While the UK and certainly Churchill was associated with the English Bulldog, the Americans in WWI and WWII used the Pit Bull as their mascot.
The Pit Bull is the result of crossbreeding an English Bulldog with a terrier — making the Pit Bull’s frame sinewy but spry.
Often used in heartless and bloody spectacles during the early part of the 20th century, the Pit Bull was set against bears tied to posts or thrown into pits filled with rats (hence the name “Pit Bull.”) Such practices are part of the storied, infamous past of the Pit Bull, but thankfully, the modern day Pit Bull is fed with more lovingkindness than abject brutality.
A Pit Bull has appeared on the cover of Life magazine three times — more than any other breed.
Pit Bulls have been banned from England and Wales since 1991.

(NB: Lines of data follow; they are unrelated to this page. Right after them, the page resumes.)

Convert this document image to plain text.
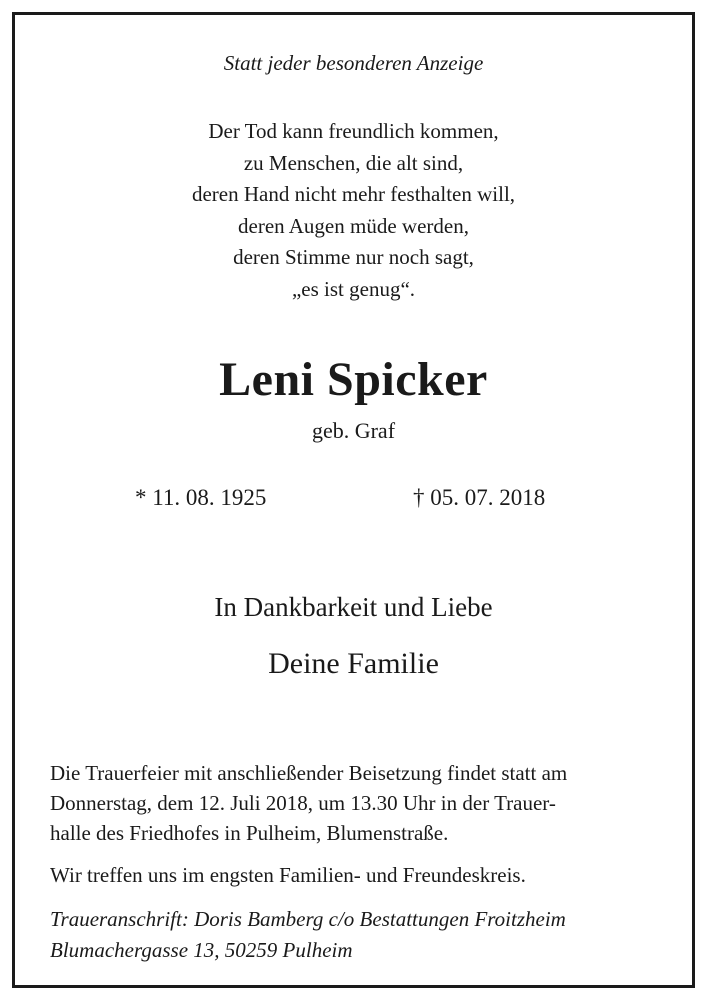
Statt jeder besonderen Anzeige
Der Tod kann freundlich kommen,
zu Menschen, die alt sind,
deren Hand nicht mehr festhalten will,
deren Augen müde werden,
deren Stimme nur noch sagt,
„es ist genug“.
Leni Spicker
geb. Graf
* 11. 08. 1925	† 05. 07. 2018
In Dankbarkeit und Liebe
Deine Familie
Die Trauerfeier mit anschließender Beisetzung findet statt am
Donnerstag, dem 12. Juli 2018, um 13.30 Uhr in der Trauer-
halle des Friedhofes in Pulheim, Blumenstraße.
Wir treffen uns im engsten Familien- und Freundeskreis.
Traueranschrift: Doris Bamberg c/o Bestattungen Froitzheim
Blumachergasse 13, 50259 Pulheim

No other breed has been the subject of such politicized fervor. There are BSL’s (Breed specific legislation) that affect only Pit Bulls and offshoots of the breed, and several cities in America or parts of major cities ban Pit Bull ownership.
When dogfighting resurfaced in America, the stigma of the Pit Bull as a terror-machine began to grow. Statistically, the Pit Bull is the most neglected breed of dog in the States. There are many terrible Pit Bull owners who tie their dog to a chain and don’t properly care for their dog; The want a dog that appears “tough” in their yards, and do nothing to elevate the reputation of a Pit Bull as a friendly companion.
Helen Keller had a companion Pit Bull named Stubby.
Petie was the name of the Pit Bull that starred in the classic TV series The Little Rascals.
Despite their reputation, a Pit Bull can be as docile as you or me.